We’re rounding up some of the biggest cyber security stories of the past few weeks. In July, a government report highlighted the continued skills gap in cyber security, British organisations have played a crucial part in digital resilience, firms were warned to be cautious of growing threats and the NCSC published new risk mitigation measures to help businesses deal with cyber crime.
UK cyber security skills gap remains significant
Half (50 per cent) of all UK businesses suffer from a basic cyber security skills gap, according to the government’s Cyber Security Skills in the UK Labour Market 2023 report.
This represents little movement from last year’s report, in which the figure stood at 51 per cent. Findings also showed that one-third of organisations have an advanced skills gap, while the shortfall of professionals has fallen from over 14,000 in 2022 to 11,200 employees this year.
Positively, the number of students graduating from cyber security courses has grown 19 per cent year-on-year. 2022 saw a cohort of 4,400 new professionals, partly due to the government’s Upskill in Cyber programme.
UK businesses crucial in preventing cyber crime
British organisations reported over 7 million suspicious emails and websites in 2022, according to a recent National Cyber Security Centre (NCSC) report.
Equating to one potential scam every five seconds in 2022, the NCSC has described UK businesses and citizens as part of a “whole-of-society” approach to cyber crime, helping to prevent millions of attacks.

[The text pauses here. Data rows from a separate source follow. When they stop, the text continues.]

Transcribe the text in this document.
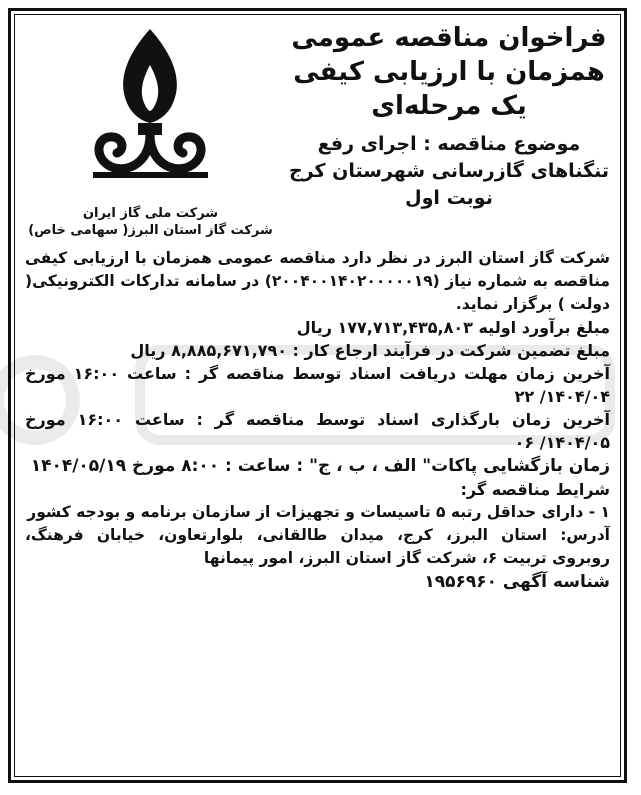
فراخوان مناقصه عمومی
همزمان با ارزیابی کیفی
یک مرحله‌ای
موضوع مناقصه : اجرای رفع
تنگناهای گازرسانی شهرستان کرج
نوبت اول
شرکت ملی گاز ایران
شرکت گاز استان البرز( سهامی خاص)
شرکت گاز استان البرز در نظر دارد مناقصه عمومی همزمان با ارزیابی کیفی مناقصه به شماره نیاز (۲۰۰۴۰۰۱۴۰۲۰۰۰۰۰۱۹) در سامانه تدارکات الکترونیکی( دولت ) برگزار نماید.
مبلغ برآورد اولیه ۱۷۷,۷۱۳,۴۳۵,۸۰۳ ریال
مبلغ تضمین شرکت در فرآیند ارجاع کار : ۸,۸۸۵,۶۷۱,۷۹۰ ریال
آخرین زمان مهلت دریافت اسناد توسط مناقصه گر : ساعت ۱۶:۰۰ مورخ ۱۴۰۴/۰۴/ ۲۲
آخرین زمان بارگذاری اسناد توسط مناقصه گر : ساعت ۱۶:۰۰ مورخ ۱۴۰۴/۰۵/ ۰۶
زمان بازگشایی پاکات" الف ، ب ، ج" : ساعت : ۸:۰۰ مورخ ۱۴۰۴/۰۵/۱۹
شرایط مناقصه گر:
۱ - دارای حداقل رتبه ۵ تاسیسات و تجهیزات از سازمان برنامه و بودجه کشور
آدرس: استان البرز، کرج، میدان طالقانی، بلوارتعاون، خیابان فرهنگ، روبروی تربیت ۶، شرکت گاز استان البرز، امور پیمانها
شناسه آگهی ۱۹۵۶۹۶۰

Jonathan Ellison, NCSC director for national resilience and future technology, commented: “As this latest report shows, cyber security is not the sole preserve of tech specialists. Businesses are increasingly alive and eager to engage with the cyber risks they face.”
Organisations urged to beware of ‘hackers for hire’
The demand for malicious hackers is set to increase, warned the NCSC in a recent report, published to coincide with the CyberUK conference in Belfast. Cyber security experts are warned to prepare for a rise in spyware and other hacking tools.
The assessment forecasted threats not only to become more common, but also far less predictable as cyber criminals develop new methods and implement additional off-the-shelf products.
Across the last decade, more than 80 nations have acquired cyber intrusion software, with some states “almost certainly having irresponsibly used this” to develop the ability to spy and hack online.
New techniques in NCSC risk management toolbox
The NCSC has revised its risk management guidance to help organisations mitigate cyber risks. The new toolbox features an additional three sections, including an eight-step framework to help users understand what a good approach looks like for their organisation.
A basic assessment and management method has been integrated into the guidelines, which acts as a similar method to component-driven approaches recommended by the International Standards Organisation and the National Institute of Standards and Technology.